Russo-Pakistan relations are riding high
By Dr. Sudha Ramachandran
After decades of frosty ties, Russo-Pakistan relations are now on a roll. Close on the heels of the signing of a military co-operation framework agreement – the first of its kind between the two countries and widely described as a “milestone” in bilateral relations, Islamabad and Moscow have energized their relationship with Russia agreeing last week to invest $2 billion in construction of a 1,100-kilometer pipeline in Pakistan. The pipeline will transport liquefied natural gas (LNG) from the southern port city of Karachi to Lahore. In return, Pakistan will award the contract for building the pipeline to a Russian company. Russia has also offered to sell gas to Pakistan and the first gas exports could begin as early as 2016.
The pipeline deal is creating a buzz not just for the magnitude of the investment but for the significance it holds for their bilateral relations. If the military co-operation agreement signaled a thaw in ties, the energy deal confirms that Russo-Pakistan joint endeavors are not a one-off affair.
Moscow-Islamabad relations were rarely warm in the past. The two countries were on opposite sides during the Cold War. Pakistan was part of U.S.-led military alliances, received enormous amounts of military and other aid from Washington and even allowed its territory and air space to be used by the Americans for surveillance of the Soviet Union. Then in the 1980s relations plunged to a new low when Pakistan emerged a frontline actor in the anti-Soviet jihad in Afghanistan; U.S. weapons and funds were channelled via Pakistan’s ISI to the Afghan mujahideen fighting the Soviets. While the end of the Cold War eased tension considerably, the continuing Russian-Indian embrace kept Pakistan out in the cold. That changed over the past decade especially with India moving closer to the Americans and diversifying its sourcing of defense hardware. In June last year, Russia lifted an arms embargo on Pakistan, paving the way for the defense cooperation agreement. The energy deal will broaden their cooperation.
Russia’s recent reaching out to Pakistan is widely interpreted as the outcome of its annoyance with India’s growing dalliance with Washington. That is the India-U.S. partnership drove Moscow into Pakistan’s arms. However, at best the India-U.S. engagement is likely to have removed any inhibitions that Russia may have had in doing business with India’s rivals.
Underlying Russia’s decision to engage Pakistan more robustly are hard commercial interests. Pakistan provides Russia’s defence industry with a large market. The natural gas deal will provide Russia with a new buyer, enabling it to diversify its export market, which has become necessary especially in the context of its conflict with the European Union, its main buyer, over the Ukraine issue.
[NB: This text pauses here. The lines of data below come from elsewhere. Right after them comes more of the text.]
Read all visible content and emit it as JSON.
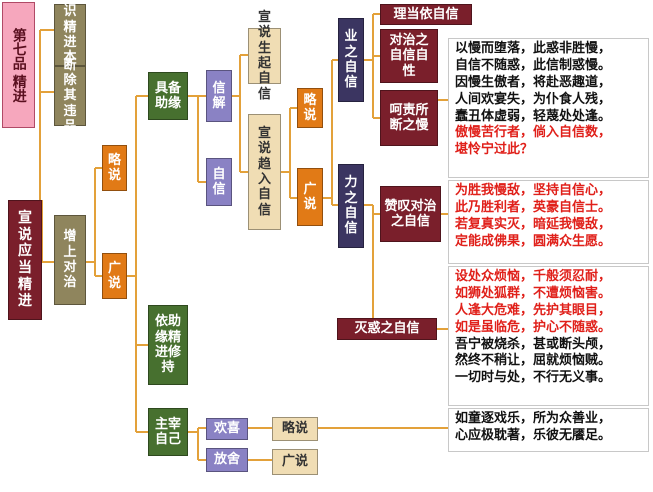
{
  "title": "第七品 精进",
  "root": "宣说应当精进",
  "level1": {
    "a": "认识精进本体",
    "b": "断除其违品",
    "c": "增上对治"
  },
  "level2": {
    "brief": "略说",
    "wide": "广说"
  },
  "level3": {
    "a": "具备助缘",
    "b": "依助缘精进修持",
    "c": "主宰自己"
  },
  "level4": {
    "xinjie": "信解",
    "zixin": "自信",
    "huanxi": "欢喜",
    "fangshe": "放舍"
  },
  "level5": {
    "a": "宣说生起自信",
    "b": "宣说趋入自信",
    "c": "略说",
    "d": "广说"
  },
  "level6": {
    "lue": "略说",
    "guang": "广说",
    "ye": "业之自信",
    "li": "力之自信"
  },
  "level7": {
    "a": "理当依自信",
    "b": "对治之自信自性",
    "c": "呵责所断之慢",
    "d": "赞叹对治之自信",
    "e": "灭惑之自信"
  },
  "verses": {
    "v1": [
      "以慢而堕落，此惑非胜慢，",
      "自信不随惑，此信制惑慢。",
      "因慢生傲者，将赴恶趣道，",
      "人间欢宴失，为仆食人残，",
      "蠢丑体虚弱，轻蔑处处逢。"
    ],
    "v1_red": [
      "傲慢苦行者，倘入自信数，",
      "堪怜宁过此？"
    ],
    "v2": [
      "为胜我慢敌，坚持自信心，",
      "此乃胜利者，英豪自信士。",
      "若复真实灭，暗延我慢敌，",
      "定能成佛果，圆满众生愿。"
    ],
    "v3_red": [
      "设处众烦恼，千般须忍耐，",
      "如狮处狐群，不遭烦恼害。",
      "人逢大危难，先护其眼目，",
      "如是虽临危，护心不随惑。"
    ],
    "v3": [
      "吾宁被烧杀，甚或断头颅，",
      "然终不稍让，屈就烦恼贼。",
      "一切时与处，不行无义事。"
    ],
    "v4": [
      "如童逐戏乐，所为众善业，",
      "心应极耽著，乐彼无餍足。"
    ]
  },
  "colors": {
    "maroon": "#7a1f2b",
    "olive": "#8f855d",
    "orange": "#e17a16",
    "green": "#47702f",
    "lavender": "#8a82c4",
    "cream": "#f0ddb4",
    "navy": "#3b3561",
    "pink": "#f6a7bd",
    "line": "#e3a13a",
    "verse_red": "#e0201a"
  }
}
The commercial underpinnings of the Russo-Pakistan relationship notwithstanding, their engagement will be closely watched in India. India will be monitoring what weapons Russia sells to Pakistan. So far much of the defense cooperation envisaged appears to be in the field of counter-terrorism and military exercises. Sale of helicopter gunships is in the pipeline but these are more useful in counter-insurgency than conventional warfare. Delhi will watch to see what weapons Russia provides with the gunships.
At the end of the day, India and Russia are deeply dependent on each other. Despite the diversification, over 70% of India’s defence needs are met by the Russians and India is a market Moscow cannot afford to annoy. Pakistan is at best still a temporary distraction in the India-Russia relationship.